EU Commission President at the Forum in Davos

Europe after Davos: Perspectives for the EU

Economy, Senza categoria

Estimated time of reading: ~ 3 minutes  

The World Economic Forum in Davos this year was unlike from previous ones. Even while it could be argued that every year is “an exceptional one”, fewer Davos Forums have been hosted when under a significant armed war in Europe. What drives the interests in Davos for the EU? What economic issues does it face?

The opening of the Forum was marked by the Special Address by President of the EU Commission Ursula von der Leyen. She emphasized the importance for shift towards net-zero emissions is already causing significant changes in industries, economies, and global power dynamics. This transition is altering the way the EU works and is shaping the future of the EU industries. However, the true potential lies in the next few decades as we strive to reach net-zero. To achieve this goal, the EU President believes that the EU must develop and implement a wide range of new clean technologies across various sectors, including transportation, buildings, manufacturing, and energy.

The next few decades will witness the greatest industrial transformation in history, and those who lead in developing and producing the technology that will drive the economy of the future will have a significant advantage. The market for clean energy technology is predicted to reach a value of around $650 billion annually by 2030, according to the International Energy Agency. To stay ahead of the competition, Europe must continue investing in its industrial base and becoming more attractive for investment and innovation. 

  1. The European Green Deal, NextGenerationEU, and various other initiatives have already provided unprecedented investment in clean technology across all sectors. Other major economies are also stepping up their efforts, with investment plans worth trillions of dollars to accelerate the clean energy economy. Together, the EU and US alone are investing almost $1 trillion to speed up the transition to climate neutrality.
  2. The second pillar of the Green Deal Industrial Plan aims to increase investment and financing for clean technology production. To maintain Europe’s competitiveness, it is necessary to match the incentives offered by other regions outside of the EU. To achieve this, the plan proposes temporarily modifying state aid rules to make them quicker and simpler to implement, such as using simple tax-break models and targeted aid for production facilities in strategic clean-tech value chains, to counteract the risk of relocation due to foreign subsidies. 
  3. The third pillar focuses on developing the necessary skills to make the transition happen. The success of new technologies relies on the availability of skilled workers to install and operate them, and as the demand for clean technology grows, so too will the need for a corresponding increase in the skills and workforce in this sector. This will be a priority across all aspects of the plan, including regulation and finance, and will be emphasized during the European Year of Skills. 
  4. Lastly, the fourth pillar aims to facilitate open and fair trade to benefit all. To achieve net-zero emissions globally, strong and resilient supply chains are necessary. International trade will become increasingly important as the transition to clean technology accelerates and more markets and inputs are needed for industry. An ambitious trade agenda is being pursued, including using trade agreements such as with Canada and the UK, and ongoing negotiations with Mexico, Chile, New Zealand, Australia, India, and Indonesia.

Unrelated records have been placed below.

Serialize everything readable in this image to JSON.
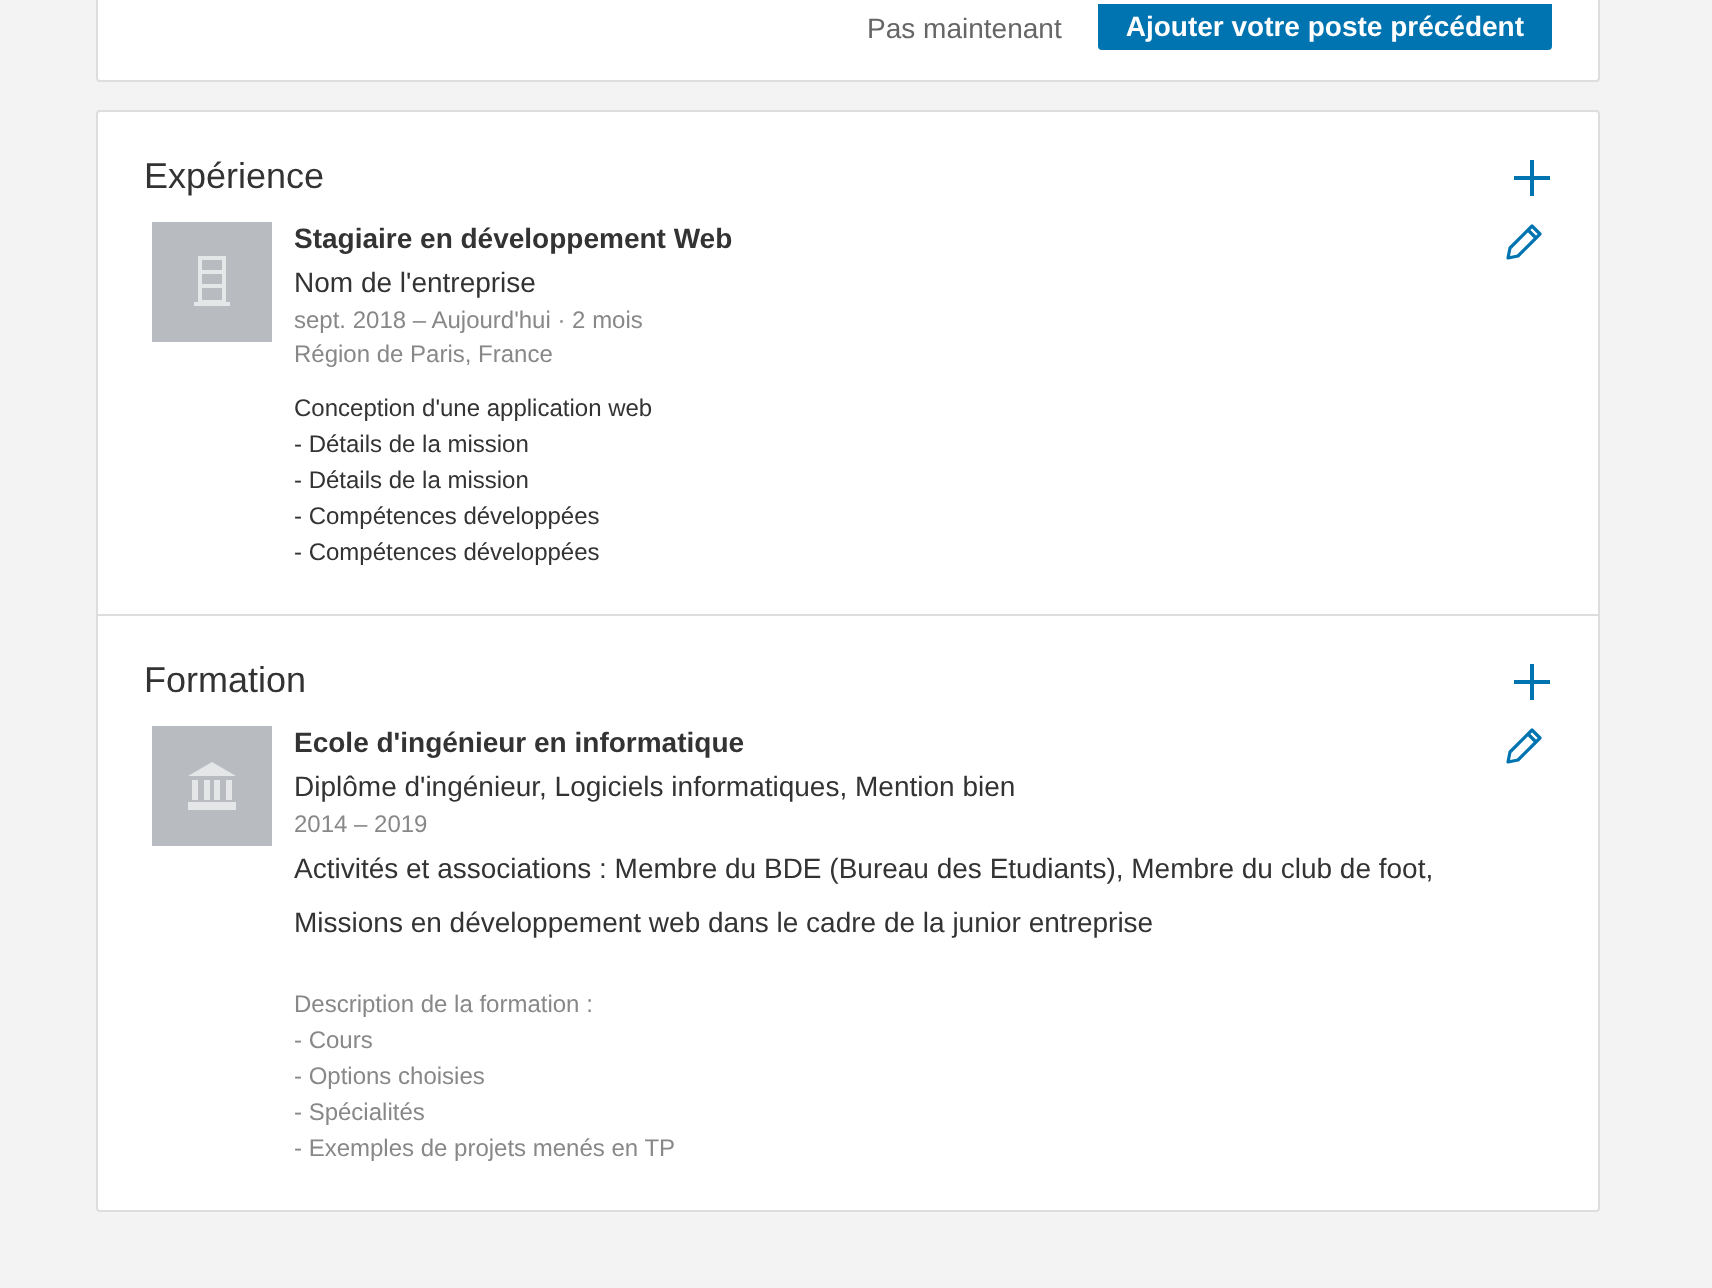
{
  "top_card": {
    "secondary_action": "Pas maintenant",
    "primary_action": "Ajouter votre poste précédent"
  },
  "sections": [
    {
      "title": "Expérience",
      "entries": [
        {
          "kind": "company",
          "title": "Stagiaire en développement Web",
          "subtitle": "Nom de l'entreprise",
          "meta": [
            "sept. 2018 – Aujourd'hui · 2 mois",
            "Région de Paris, France"
          ],
          "description": [
            "Conception d'une application web",
            "- Détails de la mission",
            "- Détails de la mission",
            "- Compétences développées",
            "- Compétences développées"
          ]
        }
      ]
    },
    {
      "title": "Formation",
      "entries": [
        {
          "kind": "school",
          "title": "Ecole d'ingénieur en informatique",
          "subtitle": "Diplôme d'ingénieur, Logiciels informatiques, Mention bien",
          "meta": [
            "2014 – 2019"
          ],
          "activities": "Activités et associations : Membre du BDE (Bureau des Etudiants), Membre du club de foot, Missions en développement web dans le cadre de la junior entreprise",
          "description": [
            "Description de la formation :",
            "- Cours",
            "- Options choisies",
            "- Spécialités",
            "- Exemples de projets menés en TP"
          ]
        }
      ]
    }
  ]
}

In conclusion, the Davos Forum highlighted the significant role that the EU is playing in driving global efforts towards a sustainable and net-zero future. The European Green Deal, with its ambitious targets and investment plans, is positioning the EU as a leader in the transition to clean technology and the fight against climate change. The industrial and economic shifts brought on by the net-zero transformation are already underway and are set to accelerate in the coming decades. The EU’s commitment to strengthening its industrial base and making Europe more investment- and innovation-friendly is also attracting attention from investors and other major economies who are also stepping up their efforts in clean technology. In this context, the EU is playing a key role in the global affairs, to achieve a sustainable and fair future for all.